One thing may seem obvious, and we should all equally acknowledge it: The military is a different world that the general civilian does not deeply understand. I encourage you to poke around on Military Times or Navy Times to get an idea of the complexity of the armed forces. The American military is a different culture, complete with a military court system, that exists separately from the civilian for good reason. Martial law is not the same as civilian law. The difference is that we don’t know what military justice is like, but we know that we don’t, and the military does. Trump clearly doesn’t know what he doesn’t know, or worse, he doesn’t care — either way, he sees it as ripe for election season. If he truly could fathom the costs of degrading the rule of law, the military’s good order and discipline, I’d like to think he wouldn’t have made these pardons. Military oversight is a great thing to examine, but reducing military discipline is not on that menu. If they’re already choosing to discipline one of their own, rather than allowing them to get away with war crimes, it wouldn’t make sense to a patriot to interfere. 

Pardoning one war-criminal SEAL endangers all American servicemen, and, god forbid, American civilians abroad. But Trump doesn’t care because it’s macho to lionize “warriors.” The late Sen. John McCain’s death was not long enough ago for us to forget Trump’s blatant disrespect to a POW veteran. Though plenty of other Americans could politically disagree with McCain, no one could stomach disrespecting his service or his genuine commitment to American safety. Naval pilots like McCain continue to risk their lives behind enemy lines today, and what is terrifying about Trump’s pardons is that we will have no moral authority to denounce an enemy when they abuse any American the way Gallagher and his team abused our own adversaries. During the Clinton administration, an American soldier’s corpse was dragged naked through the streets of Mogadishu. If we cannot condemn desecration of corpses, we have no right to object.

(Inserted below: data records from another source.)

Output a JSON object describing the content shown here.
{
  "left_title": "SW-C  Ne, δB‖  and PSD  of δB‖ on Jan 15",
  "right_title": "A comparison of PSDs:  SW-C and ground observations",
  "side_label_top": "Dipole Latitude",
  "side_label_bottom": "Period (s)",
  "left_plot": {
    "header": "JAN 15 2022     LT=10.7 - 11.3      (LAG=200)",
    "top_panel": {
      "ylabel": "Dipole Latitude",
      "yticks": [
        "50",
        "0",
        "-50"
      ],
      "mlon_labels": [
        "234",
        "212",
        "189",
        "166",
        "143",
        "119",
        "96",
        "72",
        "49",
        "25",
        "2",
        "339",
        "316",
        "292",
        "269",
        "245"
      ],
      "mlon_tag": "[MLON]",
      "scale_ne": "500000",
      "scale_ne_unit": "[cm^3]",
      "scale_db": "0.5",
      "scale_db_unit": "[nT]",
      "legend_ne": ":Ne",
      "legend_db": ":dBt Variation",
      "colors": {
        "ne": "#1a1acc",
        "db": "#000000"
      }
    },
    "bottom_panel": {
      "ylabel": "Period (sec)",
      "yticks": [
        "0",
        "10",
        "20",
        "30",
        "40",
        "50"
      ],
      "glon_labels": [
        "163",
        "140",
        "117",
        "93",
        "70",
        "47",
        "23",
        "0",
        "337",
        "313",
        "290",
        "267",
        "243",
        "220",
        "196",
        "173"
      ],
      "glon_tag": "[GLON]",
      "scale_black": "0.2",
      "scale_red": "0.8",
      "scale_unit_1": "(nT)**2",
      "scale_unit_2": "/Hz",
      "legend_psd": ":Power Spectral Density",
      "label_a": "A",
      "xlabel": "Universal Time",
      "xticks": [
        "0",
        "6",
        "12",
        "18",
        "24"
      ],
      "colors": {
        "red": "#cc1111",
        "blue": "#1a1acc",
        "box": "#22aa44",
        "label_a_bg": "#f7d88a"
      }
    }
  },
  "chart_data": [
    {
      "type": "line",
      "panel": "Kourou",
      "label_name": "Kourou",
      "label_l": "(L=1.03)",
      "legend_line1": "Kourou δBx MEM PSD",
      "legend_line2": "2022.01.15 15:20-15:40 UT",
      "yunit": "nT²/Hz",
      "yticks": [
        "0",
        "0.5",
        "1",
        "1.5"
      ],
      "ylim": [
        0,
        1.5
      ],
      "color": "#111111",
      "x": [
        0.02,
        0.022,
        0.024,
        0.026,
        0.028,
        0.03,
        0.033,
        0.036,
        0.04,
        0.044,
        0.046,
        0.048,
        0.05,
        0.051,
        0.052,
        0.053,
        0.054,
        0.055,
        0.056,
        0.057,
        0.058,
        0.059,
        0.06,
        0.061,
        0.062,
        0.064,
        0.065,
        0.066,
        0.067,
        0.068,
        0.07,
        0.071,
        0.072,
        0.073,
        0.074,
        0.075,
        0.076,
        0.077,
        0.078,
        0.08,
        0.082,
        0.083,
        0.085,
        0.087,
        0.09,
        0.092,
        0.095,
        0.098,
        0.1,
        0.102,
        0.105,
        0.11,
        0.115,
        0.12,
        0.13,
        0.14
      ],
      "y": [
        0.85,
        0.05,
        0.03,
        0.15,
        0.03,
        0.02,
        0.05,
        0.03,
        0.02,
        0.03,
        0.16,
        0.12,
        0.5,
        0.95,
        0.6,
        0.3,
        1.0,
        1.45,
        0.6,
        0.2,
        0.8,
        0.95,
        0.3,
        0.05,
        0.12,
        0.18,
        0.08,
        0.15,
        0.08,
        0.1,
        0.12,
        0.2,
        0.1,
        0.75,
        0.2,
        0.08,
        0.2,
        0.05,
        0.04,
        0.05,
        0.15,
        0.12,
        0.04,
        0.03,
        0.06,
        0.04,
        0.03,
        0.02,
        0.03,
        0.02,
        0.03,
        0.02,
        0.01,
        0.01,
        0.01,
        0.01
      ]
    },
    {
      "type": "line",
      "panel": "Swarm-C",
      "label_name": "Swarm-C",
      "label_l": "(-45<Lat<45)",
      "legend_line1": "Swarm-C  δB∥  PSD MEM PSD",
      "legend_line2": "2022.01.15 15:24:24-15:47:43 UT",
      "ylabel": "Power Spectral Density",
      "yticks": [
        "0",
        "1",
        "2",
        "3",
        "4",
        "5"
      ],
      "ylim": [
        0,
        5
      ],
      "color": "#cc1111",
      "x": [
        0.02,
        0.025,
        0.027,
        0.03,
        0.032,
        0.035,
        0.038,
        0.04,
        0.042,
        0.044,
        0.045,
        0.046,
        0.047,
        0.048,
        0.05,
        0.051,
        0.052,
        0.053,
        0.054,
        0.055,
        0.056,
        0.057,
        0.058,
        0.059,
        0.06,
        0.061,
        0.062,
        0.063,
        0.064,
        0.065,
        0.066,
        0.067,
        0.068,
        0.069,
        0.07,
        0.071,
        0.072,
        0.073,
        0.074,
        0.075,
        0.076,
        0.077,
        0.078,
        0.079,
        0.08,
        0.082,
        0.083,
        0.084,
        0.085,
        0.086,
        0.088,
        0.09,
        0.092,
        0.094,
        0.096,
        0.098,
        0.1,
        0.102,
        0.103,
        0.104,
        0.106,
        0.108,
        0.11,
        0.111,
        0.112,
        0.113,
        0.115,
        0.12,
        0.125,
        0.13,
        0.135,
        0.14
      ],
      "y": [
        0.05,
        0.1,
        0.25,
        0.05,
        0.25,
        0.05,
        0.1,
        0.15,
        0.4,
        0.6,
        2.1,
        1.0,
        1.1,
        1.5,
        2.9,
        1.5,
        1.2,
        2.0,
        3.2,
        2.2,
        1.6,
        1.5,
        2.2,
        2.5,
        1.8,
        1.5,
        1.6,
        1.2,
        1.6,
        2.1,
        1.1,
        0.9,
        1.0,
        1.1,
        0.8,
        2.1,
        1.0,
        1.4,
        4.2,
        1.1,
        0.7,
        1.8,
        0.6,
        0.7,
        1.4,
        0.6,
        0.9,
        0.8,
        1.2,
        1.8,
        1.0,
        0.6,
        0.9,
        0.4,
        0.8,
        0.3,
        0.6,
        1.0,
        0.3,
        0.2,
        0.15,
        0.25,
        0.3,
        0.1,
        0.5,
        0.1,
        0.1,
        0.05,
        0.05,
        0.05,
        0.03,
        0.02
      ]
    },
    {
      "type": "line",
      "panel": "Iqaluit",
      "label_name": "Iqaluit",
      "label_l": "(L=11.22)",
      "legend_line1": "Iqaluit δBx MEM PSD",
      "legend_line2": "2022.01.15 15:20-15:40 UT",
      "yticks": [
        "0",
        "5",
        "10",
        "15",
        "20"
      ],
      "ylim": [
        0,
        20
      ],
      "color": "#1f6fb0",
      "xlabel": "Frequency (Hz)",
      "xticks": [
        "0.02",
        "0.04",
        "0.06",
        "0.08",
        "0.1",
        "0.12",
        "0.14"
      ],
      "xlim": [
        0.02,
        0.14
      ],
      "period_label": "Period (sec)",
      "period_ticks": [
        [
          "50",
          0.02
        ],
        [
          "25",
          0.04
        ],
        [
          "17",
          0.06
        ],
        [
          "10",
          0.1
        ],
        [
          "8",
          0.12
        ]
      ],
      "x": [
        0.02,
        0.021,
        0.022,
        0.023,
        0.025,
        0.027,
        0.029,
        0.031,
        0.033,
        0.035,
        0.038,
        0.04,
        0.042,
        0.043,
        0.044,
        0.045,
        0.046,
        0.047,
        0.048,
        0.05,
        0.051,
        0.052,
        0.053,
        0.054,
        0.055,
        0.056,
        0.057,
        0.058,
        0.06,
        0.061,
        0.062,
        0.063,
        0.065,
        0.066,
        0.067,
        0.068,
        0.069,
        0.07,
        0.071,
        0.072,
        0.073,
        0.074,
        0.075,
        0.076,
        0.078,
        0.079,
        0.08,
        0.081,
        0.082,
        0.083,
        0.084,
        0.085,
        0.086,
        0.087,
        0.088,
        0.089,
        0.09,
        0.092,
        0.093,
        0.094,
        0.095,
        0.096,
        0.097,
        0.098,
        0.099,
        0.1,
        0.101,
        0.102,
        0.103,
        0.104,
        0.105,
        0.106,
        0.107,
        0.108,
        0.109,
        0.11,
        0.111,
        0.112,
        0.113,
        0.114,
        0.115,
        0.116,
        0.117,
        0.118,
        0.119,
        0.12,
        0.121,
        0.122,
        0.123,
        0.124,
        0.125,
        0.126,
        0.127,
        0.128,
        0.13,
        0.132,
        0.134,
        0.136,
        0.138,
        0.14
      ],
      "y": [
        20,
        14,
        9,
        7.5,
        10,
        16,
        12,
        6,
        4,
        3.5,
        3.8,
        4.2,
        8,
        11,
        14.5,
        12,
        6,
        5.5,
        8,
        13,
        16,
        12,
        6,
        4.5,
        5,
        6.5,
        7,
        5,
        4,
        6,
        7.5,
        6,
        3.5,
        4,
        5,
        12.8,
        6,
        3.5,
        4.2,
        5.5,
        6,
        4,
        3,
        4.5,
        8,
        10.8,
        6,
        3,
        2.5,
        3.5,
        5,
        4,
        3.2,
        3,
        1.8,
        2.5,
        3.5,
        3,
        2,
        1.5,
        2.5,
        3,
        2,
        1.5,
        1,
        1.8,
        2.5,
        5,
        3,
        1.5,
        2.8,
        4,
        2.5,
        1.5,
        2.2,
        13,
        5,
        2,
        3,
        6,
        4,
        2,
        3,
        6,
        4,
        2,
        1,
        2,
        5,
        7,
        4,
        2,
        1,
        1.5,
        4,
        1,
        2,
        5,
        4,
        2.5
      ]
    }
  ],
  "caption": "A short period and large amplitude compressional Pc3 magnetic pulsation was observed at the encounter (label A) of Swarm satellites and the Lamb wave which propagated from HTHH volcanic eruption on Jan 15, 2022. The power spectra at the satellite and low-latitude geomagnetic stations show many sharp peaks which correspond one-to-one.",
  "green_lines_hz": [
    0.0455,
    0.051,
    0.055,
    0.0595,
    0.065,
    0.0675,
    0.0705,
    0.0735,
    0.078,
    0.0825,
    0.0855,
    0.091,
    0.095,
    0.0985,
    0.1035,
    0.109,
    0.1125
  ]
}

For example, when Gallagher posed with a corpse, he committed a war crime and violated the rules of engagement, the Geneva Conventions, the Hague Convention, the uniform code of military justice, and, obviously, good order and discipline. I say blatantly obvious things all the time, so I won’t stop here: Trump’s disregard for these rules sends a dangerous message. Not only is he telling others no longer to trust Americans, but he’s also telling Americans that he wants to be more than a democratic president. He wants to be a Xi Jinping or a Vladimir Putin. He wants to make the rules and apply them selectively to cultivate a little-king image. 

Anyone can see Trump’s cloying faux-patriotism from a mile away. He’s using the “warrior” lines to appeal to the red-meat idea of patriotism that his base responds to, but he’s disrespecting them by assuming that they can’t differentiate between standing up for your country and the rule of law. Abiding by the Geneva convention is not docility, it is pride in the morality and strength of your nation. 

Well into the saga where Gallagher made himself the rope in the tug-of-war between Trump and military leadership, we directly ended up with the forced resignation of Navy Secretary Richard Spencer. Our institutions continue to crumble before our eyes. It’s not small news that Americans allow Americans to commit atrocities against their adversaries. At the end of the day, the Islamic State can just use this whole thing as a recruitment video.